Avec les résultats des examens et la finalisation des vœux d'orientation, la course au logement étudiant est officiellement lancée. Pour les parents, une question financière et patrimoniale majeure se pose rapidement : est-il plus judicieux de louer un studio à fonds perdus pendant plusieurs années ou de franchir le pas de l'achat immobilier ?
Abriculteurs pèse le pour et le contre pour vous aider à prendre la meilleure décision avant le rush de la rentrée de septembre.
Opter pour la location : la solution de la flexibilité
La location reste le choix le plus fréquent, principalement pour des raisons de simplicité et de visibilité à court terme.
Les avantages : La flexibilité est totale. Si votre enfant change de cursus, de ville ou décide de partir à l'étranger au bout d'un an, un simple préavis (généralement d'un mois pour un logement meublé en zone tendue) suffit pour libérer le bien. De plus, l'apport financier initial est limité au dépôt de garantie et aux frais d'agence.
Les inconvénients : Les loyers versés le sont à fonds perdus. Dans les grandes villes étudiantes, la quête d'une location en juillet-août s'apparente souvent à un parcours du combattant, avec une concurrence féroce entre les dossiers.
Choisir l'achat : une stratégie patrimoniale long terme
Acheter un studio ou un deux-pièces pour y loger son enfant est un excellent moyen de commencer ou de développer son patrimoine immobilier.

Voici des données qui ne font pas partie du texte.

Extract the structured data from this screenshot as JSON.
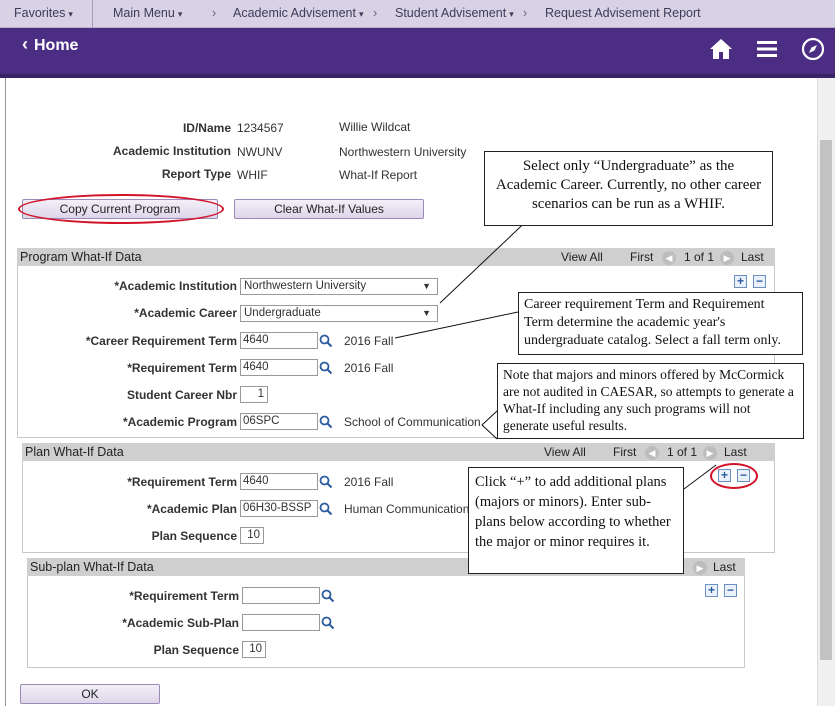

Les avantages : Au lieu de payer un loyer, vous remboursez un crédit et capitalisez chaque mois. Vous sécurisez également le parcours de votre enfant en lui offrant un logement stable pour toute la durée de ses études.
L'effet "double coup de cœur" : Une fois les études de votre enfant terminées, le bien ne perd pas sa valeur. Vous pouvez soit le conserver pour générer des revenus locatifs réguliers en le louant à d'autres étudiants, soit le revendre pour récupérer votre capital, souvent valorisé par la hausse du marché.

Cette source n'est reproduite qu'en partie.